Run asynchronous image detection and annotation for a list of generic files, such as PDF files, which may contain multiple pages and multiple images per page. Progress and results can be retrieved through the google.longrunning.Operations interface. Operation.metadata contains OperationMetadata (metadata). Operation.response contains AsyncBatchAnnotateFilesResponse (results).

HTTP request

POST https://vision.googleapis.com/v1p3beta1/files:asyncBatchAnnotate

The URL uses gRPC Transcoding syntax.

Request body

The request body contains data with the following structure:

JSON representation
{
  "requests": [
    {
      object(AsyncAnnotateFileRequest)
    }
  ]
}
Fields
requests[]

object(AsyncAnnotateFileRequest)

Individual async file annotation requests for this batch.

Response body

If successful, the response body contains an instance of Operation.

Authorization Scopes

Requires one of the following OAuth scopes:

  • https://www.googleapis.com/auth/cloud-platform
  • https://www.googleapis.com/auth/cloud-vision

For more information, see the Authentication Overview.

AsyncAnnotateFileRequest

An offline file annotation request.

JSON representation
{
  "inputConfig": {
    object(InputConfig)
  },
  "features": [
    {
      object(Feature)
    }
  ],
  "imageContext": {
    object(ImageContext)
  },
  "outputConfig": {
    object(OutputConfig)
  }
}
Fields
inputConfig

object(InputConfig)

Required. Information about the input file.

features[]

object(Feature)

Required. Requested features.

imageContext

object(ImageContext)

Additional context that may accompany the image(s) in the file.

outputConfig

object(OutputConfig)

Required. The desired output location and metadata (e.g. format).

InputConfig

The desired input location and metadata.

JSON representation
{
  "gcsSource": {
    object(GcsSource)
  },
  "mimeType": string
}
Fields
gcsSource

object(GcsSource)

The Google Cloud Storage location to read the input from.

mimeType

string

The type of the file. Currently only "application/pdf" and "image/tiff" are supported.

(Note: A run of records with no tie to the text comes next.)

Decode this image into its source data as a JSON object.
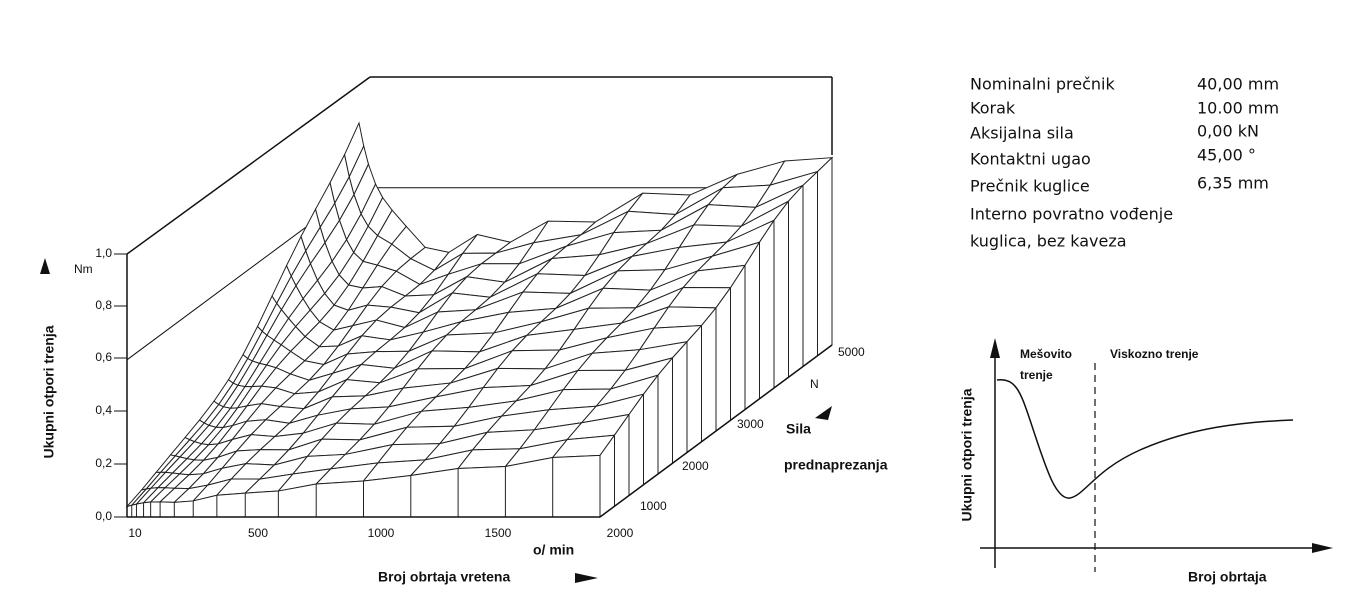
{
  "surface_plot": {
    "y_axis_label": "Ukupni otpori trenja",
    "y_unit": "Nm",
    "y_ticks": [
      "0,0",
      "0,2",
      "0,4",
      "0,6",
      "0,8",
      "1,0"
    ],
    "x_ticks": [
      "10",
      "500",
      "1000",
      "1500",
      "2000"
    ],
    "x_unit": "o/ min",
    "x_axis_label": "Broj obrtaja vretena",
    "depth_ticks": [
      "1000",
      "2000",
      "3000",
      "5000"
    ],
    "depth_unit": "N",
    "depth_axis_label": [
      "Sila",
      "prednaprezanja"
    ]
  },
  "parameters": {
    "rows": [
      [
        "Nominalni prečnik",
        "40,00 mm"
      ],
      [
        "Korak",
        "10.00 mm"
      ],
      [
        "Aksijalna sila",
        "0,00 kN"
      ],
      [
        "Kontaktni ugao",
        "45,00 °"
      ],
      [
        "Prečnik kuglice",
        "6,35 mm"
      ]
    ],
    "note": [
      "Interno povratno vođenje",
      "kuglica, bez kaveza"
    ]
  },
  "schematic": {
    "y_axis_label": "Ukupni otpori trenja",
    "x_axis_label": "Broj obrtaja",
    "mixed_region": [
      "Mešovito",
      "trenje"
    ],
    "viscous_region": "Viskozno trenje"
  }
}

Wildcards are not supported.

GcsSource

The Google Cloud Storage location where the input will be read from.

JSON representation
{
  "uri": string
}
Fields
uri

string

Google Cloud Storage URI for the input file. This must only be a Google Cloud Storage object. Wildcards are not currently supported.

OutputConfig

The desired output location and metadata.

JSON representation
{
  "gcsDestination": {
    object(GcsDestination)
  },
  "batchSize": number
}
Fields
gcsDestination

object(GcsDestination)

The Google Cloud Storage location to write the output(s) to.

batchSize

number

The max number of response protos to put into each output JSON file on Google Cloud Storage. The valid range is [1, 100]. If not specified, the default value is 20.

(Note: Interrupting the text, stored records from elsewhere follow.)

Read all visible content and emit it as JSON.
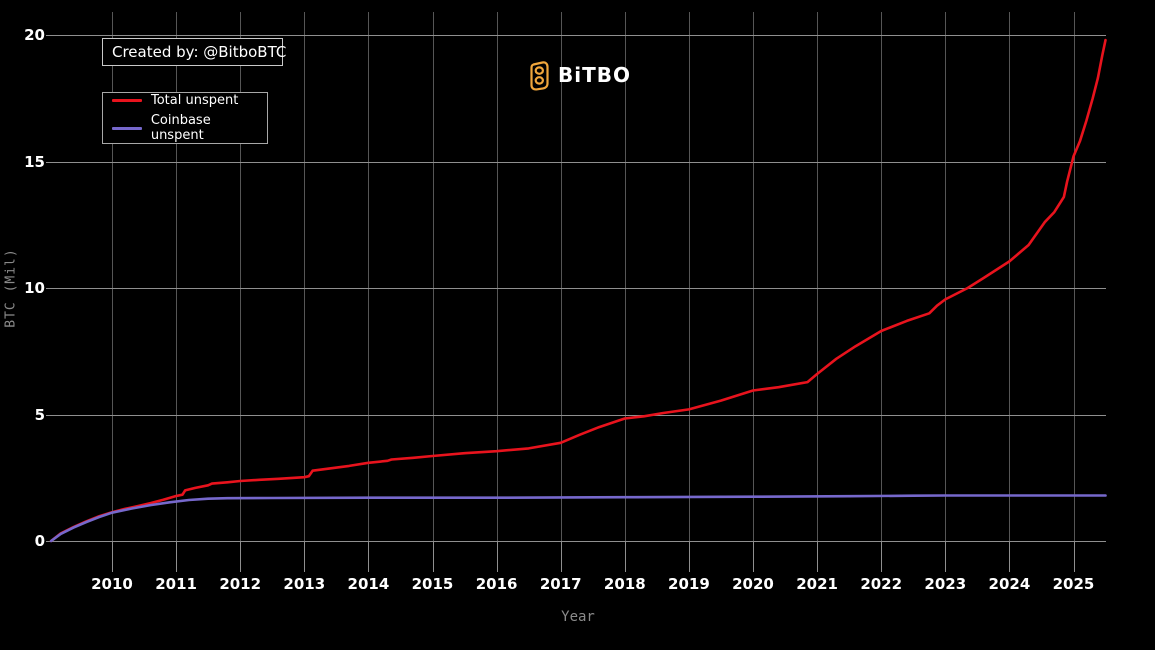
{
  "page": {
    "background": "#000000"
  },
  "header": {
    "created_by": "Created by: @BitboBTC",
    "logo": {
      "text": "BiTBO",
      "icon": "bitbo-b-icon",
      "icon_color": "#f0a63c",
      "text_color": "#ffffff"
    }
  },
  "legend": {
    "items": [
      {
        "label": "Total unspent",
        "color": "#e8131d"
      },
      {
        "label": "Coinbase unspent",
        "color": "#7668cc"
      }
    ]
  },
  "chart_data": {
    "type": "line",
    "title": "",
    "xlabel": "Year",
    "ylabel": "BTC (Mil)",
    "xlim": [
      2009.0,
      2025.55
    ],
    "ylim": [
      0,
      21
    ],
    "x_ticks": [
      2010,
      2011,
      2012,
      2013,
      2014,
      2015,
      2016,
      2017,
      2018,
      2019,
      2020,
      2021,
      2022,
      2023,
      2024,
      2025
    ],
    "y_ticks": [
      0,
      5,
      10,
      15,
      20
    ],
    "grid": true,
    "legend_position": "top-left",
    "colors": {
      "background": "#000000",
      "h_gridline": "#8f8f8f",
      "v_gridline": "#565656",
      "tick_mark": "#8f8f8f",
      "tick_text": "#ffffff",
      "axis_title_text": "#8a8a8a"
    },
    "series": [
      {
        "name": "Total unspent",
        "color": "#e8131d",
        "points": [
          [
            2009.05,
            0
          ],
          [
            2009.2,
            0.3
          ],
          [
            2009.4,
            0.55
          ],
          [
            2009.6,
            0.78
          ],
          [
            2009.8,
            0.98
          ],
          [
            2010.0,
            1.14
          ],
          [
            2010.2,
            1.27
          ],
          [
            2010.4,
            1.38
          ],
          [
            2010.6,
            1.5
          ],
          [
            2010.8,
            1.63
          ],
          [
            2011.0,
            1.78
          ],
          [
            2011.1,
            1.83
          ],
          [
            2011.14,
            2.0
          ],
          [
            2011.3,
            2.1
          ],
          [
            2011.5,
            2.2
          ],
          [
            2011.56,
            2.27
          ],
          [
            2011.8,
            2.32
          ],
          [
            2012.0,
            2.37
          ],
          [
            2012.3,
            2.42
          ],
          [
            2012.6,
            2.46
          ],
          [
            2013.0,
            2.52
          ],
          [
            2013.07,
            2.56
          ],
          [
            2013.13,
            2.78
          ],
          [
            2013.4,
            2.87
          ],
          [
            2013.7,
            2.97
          ],
          [
            2014.0,
            3.09
          ],
          [
            2014.3,
            3.17
          ],
          [
            2014.36,
            3.22
          ],
          [
            2014.7,
            3.29
          ],
          [
            2015.0,
            3.36
          ],
          [
            2015.5,
            3.47
          ],
          [
            2016.0,
            3.55
          ],
          [
            2016.5,
            3.66
          ],
          [
            2017.0,
            3.88
          ],
          [
            2017.3,
            4.2
          ],
          [
            2017.6,
            4.5
          ],
          [
            2017.9,
            4.76
          ],
          [
            2018.0,
            4.84
          ],
          [
            2018.3,
            4.93
          ],
          [
            2018.6,
            5.06
          ],
          [
            2019.0,
            5.2
          ],
          [
            2019.5,
            5.55
          ],
          [
            2020.0,
            5.95
          ],
          [
            2020.4,
            6.08
          ],
          [
            2020.85,
            6.28
          ],
          [
            2021.0,
            6.6
          ],
          [
            2021.3,
            7.2
          ],
          [
            2021.6,
            7.7
          ],
          [
            2022.0,
            8.3
          ],
          [
            2022.4,
            8.7
          ],
          [
            2022.75,
            9.0
          ],
          [
            2022.87,
            9.3
          ],
          [
            2023.0,
            9.55
          ],
          [
            2023.35,
            10.0
          ],
          [
            2023.6,
            10.4
          ],
          [
            2024.0,
            11.05
          ],
          [
            2024.3,
            11.7
          ],
          [
            2024.55,
            12.6
          ],
          [
            2024.7,
            13.0
          ],
          [
            2024.85,
            13.6
          ],
          [
            2024.9,
            14.2
          ],
          [
            2025.0,
            15.2
          ],
          [
            2025.1,
            15.8
          ],
          [
            2025.2,
            16.6
          ],
          [
            2025.3,
            17.5
          ],
          [
            2025.38,
            18.3
          ],
          [
            2025.45,
            19.2
          ],
          [
            2025.5,
            19.8
          ]
        ]
      },
      {
        "name": "Coinbase unspent",
        "color": "#7668cc",
        "points": [
          [
            2009.05,
            0
          ],
          [
            2009.2,
            0.28
          ],
          [
            2009.4,
            0.53
          ],
          [
            2009.6,
            0.75
          ],
          [
            2009.8,
            0.95
          ],
          [
            2010.0,
            1.12
          ],
          [
            2010.3,
            1.28
          ],
          [
            2010.6,
            1.42
          ],
          [
            2010.9,
            1.53
          ],
          [
            2011.2,
            1.62
          ],
          [
            2011.5,
            1.67
          ],
          [
            2011.8,
            1.69
          ],
          [
            2012.5,
            1.7
          ],
          [
            2014.0,
            1.71
          ],
          [
            2016.0,
            1.71
          ],
          [
            2018.0,
            1.73
          ],
          [
            2020.0,
            1.75
          ],
          [
            2021.5,
            1.77
          ],
          [
            2022.5,
            1.79
          ],
          [
            2023.0,
            1.8
          ],
          [
            2025.5,
            1.8
          ]
        ]
      }
    ]
  }
}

For example, for one pdf file with 100 pages, 100 response protos will be generated. If batchSize = 20, then 5 json files each containing 20 response protos will be written under the prefix gcsDestination.uri.

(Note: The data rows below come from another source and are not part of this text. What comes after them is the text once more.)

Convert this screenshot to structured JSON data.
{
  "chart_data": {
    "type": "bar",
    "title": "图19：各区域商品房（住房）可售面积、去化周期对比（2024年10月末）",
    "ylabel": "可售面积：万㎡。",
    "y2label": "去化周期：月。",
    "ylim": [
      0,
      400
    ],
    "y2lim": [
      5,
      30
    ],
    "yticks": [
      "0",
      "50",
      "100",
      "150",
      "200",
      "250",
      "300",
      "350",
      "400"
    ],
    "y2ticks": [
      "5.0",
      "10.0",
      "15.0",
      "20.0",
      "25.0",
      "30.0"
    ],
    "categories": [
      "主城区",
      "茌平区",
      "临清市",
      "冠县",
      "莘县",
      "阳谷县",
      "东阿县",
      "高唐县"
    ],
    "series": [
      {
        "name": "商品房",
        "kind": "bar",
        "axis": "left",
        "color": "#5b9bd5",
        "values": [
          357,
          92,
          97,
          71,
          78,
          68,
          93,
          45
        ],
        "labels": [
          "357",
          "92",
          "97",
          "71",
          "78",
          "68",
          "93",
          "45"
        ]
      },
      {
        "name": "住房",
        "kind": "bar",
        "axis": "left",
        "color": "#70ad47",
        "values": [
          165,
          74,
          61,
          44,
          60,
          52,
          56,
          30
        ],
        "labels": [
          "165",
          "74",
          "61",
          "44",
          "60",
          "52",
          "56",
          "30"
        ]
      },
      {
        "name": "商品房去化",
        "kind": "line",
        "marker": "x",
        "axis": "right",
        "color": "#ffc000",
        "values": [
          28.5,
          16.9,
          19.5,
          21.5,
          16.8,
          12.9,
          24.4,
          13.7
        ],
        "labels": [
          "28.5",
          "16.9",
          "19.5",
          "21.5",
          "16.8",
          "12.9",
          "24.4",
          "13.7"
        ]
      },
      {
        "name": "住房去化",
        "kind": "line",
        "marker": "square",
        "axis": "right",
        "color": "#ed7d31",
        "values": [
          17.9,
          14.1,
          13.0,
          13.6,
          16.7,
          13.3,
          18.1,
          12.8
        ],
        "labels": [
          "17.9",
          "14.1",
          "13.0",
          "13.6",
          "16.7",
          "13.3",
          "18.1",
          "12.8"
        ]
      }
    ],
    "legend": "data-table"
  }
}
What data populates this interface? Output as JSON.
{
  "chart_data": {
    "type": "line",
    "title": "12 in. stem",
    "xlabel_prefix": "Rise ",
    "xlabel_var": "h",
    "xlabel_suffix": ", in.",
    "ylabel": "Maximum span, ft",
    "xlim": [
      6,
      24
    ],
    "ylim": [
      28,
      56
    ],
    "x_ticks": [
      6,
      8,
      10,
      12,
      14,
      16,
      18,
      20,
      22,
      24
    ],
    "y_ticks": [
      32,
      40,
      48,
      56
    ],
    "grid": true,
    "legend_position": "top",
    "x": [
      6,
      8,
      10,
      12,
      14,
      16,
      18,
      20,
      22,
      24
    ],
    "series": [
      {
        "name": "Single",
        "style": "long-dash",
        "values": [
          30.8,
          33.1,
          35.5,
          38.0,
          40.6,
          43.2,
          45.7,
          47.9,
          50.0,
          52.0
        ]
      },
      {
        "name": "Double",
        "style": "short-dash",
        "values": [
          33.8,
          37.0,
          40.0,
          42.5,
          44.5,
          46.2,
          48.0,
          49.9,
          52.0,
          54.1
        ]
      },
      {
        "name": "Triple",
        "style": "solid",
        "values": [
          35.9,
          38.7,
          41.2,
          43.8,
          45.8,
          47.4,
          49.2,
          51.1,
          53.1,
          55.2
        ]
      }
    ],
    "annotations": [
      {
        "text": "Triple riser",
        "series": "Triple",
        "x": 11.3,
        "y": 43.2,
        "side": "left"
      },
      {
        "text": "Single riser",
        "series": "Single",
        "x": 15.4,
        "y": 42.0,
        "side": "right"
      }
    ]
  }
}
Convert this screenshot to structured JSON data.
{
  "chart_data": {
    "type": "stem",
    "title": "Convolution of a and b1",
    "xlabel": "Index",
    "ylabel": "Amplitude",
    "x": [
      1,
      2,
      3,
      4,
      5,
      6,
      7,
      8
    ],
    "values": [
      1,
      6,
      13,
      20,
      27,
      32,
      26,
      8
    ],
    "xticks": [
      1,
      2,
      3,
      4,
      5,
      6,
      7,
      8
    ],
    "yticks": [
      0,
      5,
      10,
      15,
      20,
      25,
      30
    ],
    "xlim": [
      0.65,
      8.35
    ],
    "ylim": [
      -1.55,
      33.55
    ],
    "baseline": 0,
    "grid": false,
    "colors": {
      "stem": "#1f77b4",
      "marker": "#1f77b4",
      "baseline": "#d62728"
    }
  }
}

Currently, batchSize only applies to GcsDestination, with potential future support for other output configurations.

GcsDestination

The Google Cloud Storage location where the output will be written to.

JSON representation
{
  "uri": string
}
Fields
uri

string

Google Cloud Storage URI where the results will be stored. Results will be in JSON format and preceded by its corresponding input URI. This field can either represent a single file, or a prefix for multiple outputs. Prefixes must end in a /.

Examples:

If multiple outputs, each response is still AnnotateFileResponse, each of which contains some subset of the full list of AnnotateImageResponse. Multiple outputs can happen if, for example, the output JSON is too large and overflows into multiple sharded files.